In March 1995, Scott delivered a $10,000 check to BFI to pay a delinquent account, but his bank returned the check unpaid. Amos, Holt, and Mr. Thomas Herskowitz learned that two of BFI's distributors, Kraft and Sysco, had put Scott on a credit hold, and that Scott was operating a store in San Antonio under the name of "A Piece of Cake" without a franchise agreement. Nevertheless, later that month Amos and Holt attempted to persuade Scott to take the licenses for Germany, Austria, Hungary, and Switzerland and pay the $325,000 on which he had defaulted in December 1994, and on which Telley's company had defaulted in February 1995.

In April, an involuntary bankruptcy proceeding was filed in San Antonio against Hawk Wing, Ltd., the entity that Scott bad formed to hold the license for the United Kingdom and Ireland. Nevertheless, according to Mr. Michael Homer, one of Scott's money-raisers, Holt subsequently went to San Antonio to assure Homer that everything was all right with Scott and that he should continue to raise funds for Scott.

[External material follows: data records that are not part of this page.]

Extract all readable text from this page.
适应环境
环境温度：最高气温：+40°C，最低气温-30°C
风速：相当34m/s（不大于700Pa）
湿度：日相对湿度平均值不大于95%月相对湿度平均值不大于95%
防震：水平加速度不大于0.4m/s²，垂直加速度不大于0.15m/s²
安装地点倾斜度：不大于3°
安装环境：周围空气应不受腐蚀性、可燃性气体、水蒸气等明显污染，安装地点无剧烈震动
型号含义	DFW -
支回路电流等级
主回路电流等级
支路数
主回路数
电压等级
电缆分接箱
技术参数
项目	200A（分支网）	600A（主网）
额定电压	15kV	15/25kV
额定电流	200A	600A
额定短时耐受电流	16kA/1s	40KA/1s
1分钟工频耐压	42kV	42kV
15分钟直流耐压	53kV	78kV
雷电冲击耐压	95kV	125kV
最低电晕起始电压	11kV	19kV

In May 1995, the operating entity that Scott had formed in the United Kingdom filed for a receivership there. Scott delivered to BFI two additional checks that his bank then returned unpaid.

On June 21, 1995, an order for relief was entered in the involuntary bankruptcy proceeding in San Antonio against Hawk Wing, Ltd. According to Horner's testimony, Herskowitz and Holt met with Homer on that day and assured him that there was no reason to be concerned about Scott, and that he should continue raising money for Scott.

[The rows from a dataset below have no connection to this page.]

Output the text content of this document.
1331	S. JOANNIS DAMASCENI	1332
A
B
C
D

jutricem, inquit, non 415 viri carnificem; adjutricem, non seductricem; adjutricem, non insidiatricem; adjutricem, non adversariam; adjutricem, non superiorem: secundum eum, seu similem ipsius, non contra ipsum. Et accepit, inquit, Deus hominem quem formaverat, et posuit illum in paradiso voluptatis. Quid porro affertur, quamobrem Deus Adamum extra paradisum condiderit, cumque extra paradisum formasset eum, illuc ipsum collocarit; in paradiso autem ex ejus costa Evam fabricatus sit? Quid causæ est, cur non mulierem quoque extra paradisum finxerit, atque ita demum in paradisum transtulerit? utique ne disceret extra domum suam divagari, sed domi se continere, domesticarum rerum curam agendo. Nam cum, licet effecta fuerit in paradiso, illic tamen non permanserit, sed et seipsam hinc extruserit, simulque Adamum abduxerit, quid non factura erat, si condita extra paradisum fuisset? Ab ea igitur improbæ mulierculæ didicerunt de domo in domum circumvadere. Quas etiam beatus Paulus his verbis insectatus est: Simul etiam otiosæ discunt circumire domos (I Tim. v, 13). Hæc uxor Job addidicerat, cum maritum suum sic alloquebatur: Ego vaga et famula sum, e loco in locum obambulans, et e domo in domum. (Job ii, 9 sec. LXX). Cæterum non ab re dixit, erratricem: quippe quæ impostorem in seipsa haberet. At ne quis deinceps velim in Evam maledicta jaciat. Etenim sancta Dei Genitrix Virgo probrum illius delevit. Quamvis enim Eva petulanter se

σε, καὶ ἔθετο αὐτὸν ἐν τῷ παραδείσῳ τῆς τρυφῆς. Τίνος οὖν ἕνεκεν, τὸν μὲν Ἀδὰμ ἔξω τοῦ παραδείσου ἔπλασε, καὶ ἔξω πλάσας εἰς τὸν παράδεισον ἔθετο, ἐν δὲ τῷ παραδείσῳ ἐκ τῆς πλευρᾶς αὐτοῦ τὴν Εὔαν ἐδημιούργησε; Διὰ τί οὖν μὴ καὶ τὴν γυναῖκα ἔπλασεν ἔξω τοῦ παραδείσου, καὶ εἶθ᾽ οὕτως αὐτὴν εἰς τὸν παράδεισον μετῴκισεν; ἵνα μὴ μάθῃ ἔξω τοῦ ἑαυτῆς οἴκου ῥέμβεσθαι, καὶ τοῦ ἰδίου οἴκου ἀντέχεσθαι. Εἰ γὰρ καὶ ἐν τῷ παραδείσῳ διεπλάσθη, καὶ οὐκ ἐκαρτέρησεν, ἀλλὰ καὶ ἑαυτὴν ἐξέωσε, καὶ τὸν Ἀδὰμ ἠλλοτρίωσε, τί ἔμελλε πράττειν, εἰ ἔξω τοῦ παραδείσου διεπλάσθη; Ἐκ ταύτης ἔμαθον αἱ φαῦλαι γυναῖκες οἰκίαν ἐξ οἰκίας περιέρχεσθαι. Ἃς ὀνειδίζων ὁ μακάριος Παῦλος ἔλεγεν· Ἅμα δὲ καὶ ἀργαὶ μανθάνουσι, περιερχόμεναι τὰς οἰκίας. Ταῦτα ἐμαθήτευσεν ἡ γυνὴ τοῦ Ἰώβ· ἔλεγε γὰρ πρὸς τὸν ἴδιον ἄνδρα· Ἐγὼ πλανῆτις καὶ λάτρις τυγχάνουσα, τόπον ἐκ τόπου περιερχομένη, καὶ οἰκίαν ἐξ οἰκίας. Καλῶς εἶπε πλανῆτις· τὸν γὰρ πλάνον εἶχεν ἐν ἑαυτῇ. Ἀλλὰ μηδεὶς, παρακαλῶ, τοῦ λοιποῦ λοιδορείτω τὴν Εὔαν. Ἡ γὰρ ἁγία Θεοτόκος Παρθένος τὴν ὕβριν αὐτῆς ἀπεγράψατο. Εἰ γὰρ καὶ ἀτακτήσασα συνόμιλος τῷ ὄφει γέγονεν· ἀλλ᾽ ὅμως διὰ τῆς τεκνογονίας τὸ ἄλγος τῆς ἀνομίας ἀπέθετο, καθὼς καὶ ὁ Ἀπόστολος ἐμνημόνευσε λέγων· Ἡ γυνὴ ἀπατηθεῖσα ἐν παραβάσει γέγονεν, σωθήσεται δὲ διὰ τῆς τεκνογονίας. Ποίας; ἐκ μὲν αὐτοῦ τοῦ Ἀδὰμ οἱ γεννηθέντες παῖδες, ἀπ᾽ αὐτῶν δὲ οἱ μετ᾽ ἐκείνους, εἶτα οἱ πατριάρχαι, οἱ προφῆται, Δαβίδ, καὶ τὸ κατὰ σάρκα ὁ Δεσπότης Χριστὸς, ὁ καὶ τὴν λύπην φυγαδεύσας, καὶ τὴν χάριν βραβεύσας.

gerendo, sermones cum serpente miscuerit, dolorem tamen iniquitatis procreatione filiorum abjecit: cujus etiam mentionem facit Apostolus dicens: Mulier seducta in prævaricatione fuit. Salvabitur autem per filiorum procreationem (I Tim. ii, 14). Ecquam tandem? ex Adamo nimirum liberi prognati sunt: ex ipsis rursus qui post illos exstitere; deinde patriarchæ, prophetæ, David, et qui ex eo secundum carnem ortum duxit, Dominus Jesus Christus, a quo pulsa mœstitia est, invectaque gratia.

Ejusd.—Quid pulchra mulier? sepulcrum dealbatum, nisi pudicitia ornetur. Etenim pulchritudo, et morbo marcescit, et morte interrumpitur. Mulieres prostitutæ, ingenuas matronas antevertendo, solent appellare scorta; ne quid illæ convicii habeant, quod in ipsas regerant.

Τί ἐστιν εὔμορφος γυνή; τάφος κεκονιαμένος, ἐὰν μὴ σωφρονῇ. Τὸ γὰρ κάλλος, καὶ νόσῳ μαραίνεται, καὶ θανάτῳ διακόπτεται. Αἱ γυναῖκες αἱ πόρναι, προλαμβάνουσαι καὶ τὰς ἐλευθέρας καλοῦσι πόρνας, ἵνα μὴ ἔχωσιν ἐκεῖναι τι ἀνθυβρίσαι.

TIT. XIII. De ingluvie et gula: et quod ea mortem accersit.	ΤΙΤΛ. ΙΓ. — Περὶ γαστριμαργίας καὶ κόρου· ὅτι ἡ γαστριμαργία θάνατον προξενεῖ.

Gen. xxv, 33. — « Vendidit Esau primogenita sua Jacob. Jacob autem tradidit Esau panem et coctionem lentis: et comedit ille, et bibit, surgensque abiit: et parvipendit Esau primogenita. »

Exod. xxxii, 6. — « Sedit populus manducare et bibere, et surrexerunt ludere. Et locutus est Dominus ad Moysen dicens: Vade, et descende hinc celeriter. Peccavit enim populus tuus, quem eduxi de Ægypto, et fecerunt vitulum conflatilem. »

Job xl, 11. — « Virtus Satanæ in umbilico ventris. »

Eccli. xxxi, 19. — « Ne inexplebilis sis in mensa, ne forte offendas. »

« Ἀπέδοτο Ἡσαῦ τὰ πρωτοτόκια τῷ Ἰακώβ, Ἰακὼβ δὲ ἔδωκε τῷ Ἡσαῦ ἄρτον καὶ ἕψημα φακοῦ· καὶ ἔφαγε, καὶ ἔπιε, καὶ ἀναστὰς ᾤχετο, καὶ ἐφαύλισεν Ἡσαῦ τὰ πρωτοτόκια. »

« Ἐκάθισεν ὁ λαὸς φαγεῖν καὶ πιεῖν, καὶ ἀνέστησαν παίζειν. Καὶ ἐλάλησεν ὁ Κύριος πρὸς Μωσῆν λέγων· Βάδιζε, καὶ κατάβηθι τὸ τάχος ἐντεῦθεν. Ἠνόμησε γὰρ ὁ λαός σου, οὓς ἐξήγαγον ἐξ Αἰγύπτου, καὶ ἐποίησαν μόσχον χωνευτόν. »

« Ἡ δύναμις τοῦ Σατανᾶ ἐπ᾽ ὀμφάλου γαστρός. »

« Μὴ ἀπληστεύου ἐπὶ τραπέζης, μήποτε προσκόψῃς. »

It appears from a letter Written by Mr. Daniel Waitman to BFI that Holt was still taking telephone calls from potential investors in Scott's ventures as late as July 1995.

In my opinion, the executives of BFI and ICBIY, throughout 1994 and 1995, bad information that would have led a reasonable businessperson to terminate Scott's franchises and end his money raising activities. These executives, however, not only allowed Scott and his money-raisers to continue to seek funds from investors, but actually assisted him in doing so. Their conduct, in my opinion, was reckless.

2. The BFI Executives' Aiding of Scott

In the spring of 1992, the executives of BFI began to aid and assist Scott in raising more than $7,000,000 from investors. Some $2,500,000 of the $7,000,000 was raised from the plaintiffs in this case. In my opinion, the BFI executives materially aided Scott by (1) providing Scott and Lions Paw, Inc., a company owned by Mr. •••••• and Mr. ••••••, with large quantities of ICBIY brochures and other marketing materials, such as newspaper and magazine articles, showcasing Bill and Julie Brice and the success of their yogurt business; (2) allowing Scott to list officers and employees of BFI and ICBIY as references in the marketing materials used by Lions Paw, Inc.; (3) accepting telephone calls from investors and giving these investors false and misleading information about Scott and his operations; (4) allowing Lions Paw, Inc., to list ICBIY in its prospectuses as a joint venturer or development partner; and (5) allowing the Lions Paw prospectuses to go to investors without disclaimers to negate the implication that the Brices, BFI, and ICBIY were endorsing and sponsoring the investment opportunity.

B. Materiality of Misrepresentations and Omissions

A misrepresented or omitted fact is "material," under the federal securities laws, if there is a "substantial likelihood" that accurate disclosure of the fact "would have been viewed by the reasonable investor as having significantly altered the total mix of information made available." TSC Indus., Inc. v. Northway, Inc., 426 U.S. 438, 449 (1976); see also Basic Inc. v. Levinson, 485 U.S. 224, 231-32 (1988). The same test of "materiality" is applicable under the Texas Securities Act. See Granader v. McBee, 23 F.3d 120, 123 (5th Cir. 1994); see also Lutheran Bhd. v. Kidder Peabody & Co., 829 S.W.2d 300, 307 (Tex.App.-Texarkana 1992) (holding that "to be material, a misrepresentation or omission must have influenced the buyer's action to the extent that the buyer would not have entered into the transaction had the representation not been made").